Use the option FORCE_IDN=idnkit to build the application:

% make FORCE_IDN=idnkit

Before building the tool, install the idnkit library. By default iana-tld-extractor expects that idnkit was installed to /usr/local.

If idnkit was installed to a different path, then use IDNKIT_DIR variable as shown below.

% make FORCE_IDN=idnkit IDNKIT_DIR=/path/to/idnkit

Build with libidn2

Use the option FORCE_IDN=idn2 to build the application:

% make FORCE_IDN=idn2

In the case when there is no libidn2.pc file on your system (Debian 8, for instance), you may do the next thing:

% make FORCE_IDN=idn2 DEFS="-I/usr/include" LIBS="-lidn2"

Build without libcurl

Pass WITH_CURL=NO to make:

% make WITH_CURL=NO

Build using cmake

Update git submodule as show above first, if you did not this already. If you need to build the application with libidn2 pass WITH_IDN2=ON to cmake as show below.

To build with cmake 3.10+:

% rm -rf build
% cmake -S . -B build -D WITH_IDN2=ON
% cmake --build build/

To build with cmake 3.0x:

% rm -rf build
% mkdir build
% cd build
% cmake -D WITH_IDN2=ON ..
% make

To build without libcurl support use the option WITH_CURL=OFF, for instance:

% cmake -D WITH_CURL=OFF ..

Static build

Depending on your operating system it might be impossible to build the application completely statically.

Common workaround is to avoid building with libcurl (use targets static or strip-static):

% make WITH_CURL=NO clean strip-static

On most distributives curl is built with many dependencies, some of them may be provided without static library files.
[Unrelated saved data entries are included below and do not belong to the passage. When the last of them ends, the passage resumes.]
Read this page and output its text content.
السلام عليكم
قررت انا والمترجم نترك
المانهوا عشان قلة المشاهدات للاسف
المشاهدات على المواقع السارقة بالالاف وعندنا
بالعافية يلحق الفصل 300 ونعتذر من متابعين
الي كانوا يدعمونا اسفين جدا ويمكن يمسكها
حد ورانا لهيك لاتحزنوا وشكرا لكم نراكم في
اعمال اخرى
Another issue raise up when building with libidn2, because of its dependency on libunistring, which may be built by maintainers of your distributive without providing libunistring.a. In that case you have to either rebuild libunistring yourself or install corresponding package with included libunistring.a file. Or you can build the application with idnkit:

% make WITH_CURL=NO FORCE_IDN=idnkit IDNKIT_DIR=$HOME/local clean strip-static

See also update-iana-db.sh script, which uses curl and wget utilities to do the job, when the application is built without libcurl support.

Usage

Ensure that LD_LIBRARY_PATH contains path to libmyhtml.so and to libidnkit.so when the application built with idnkit. The example below expecting that you are in the same dir, where you built iana-tld-extractor.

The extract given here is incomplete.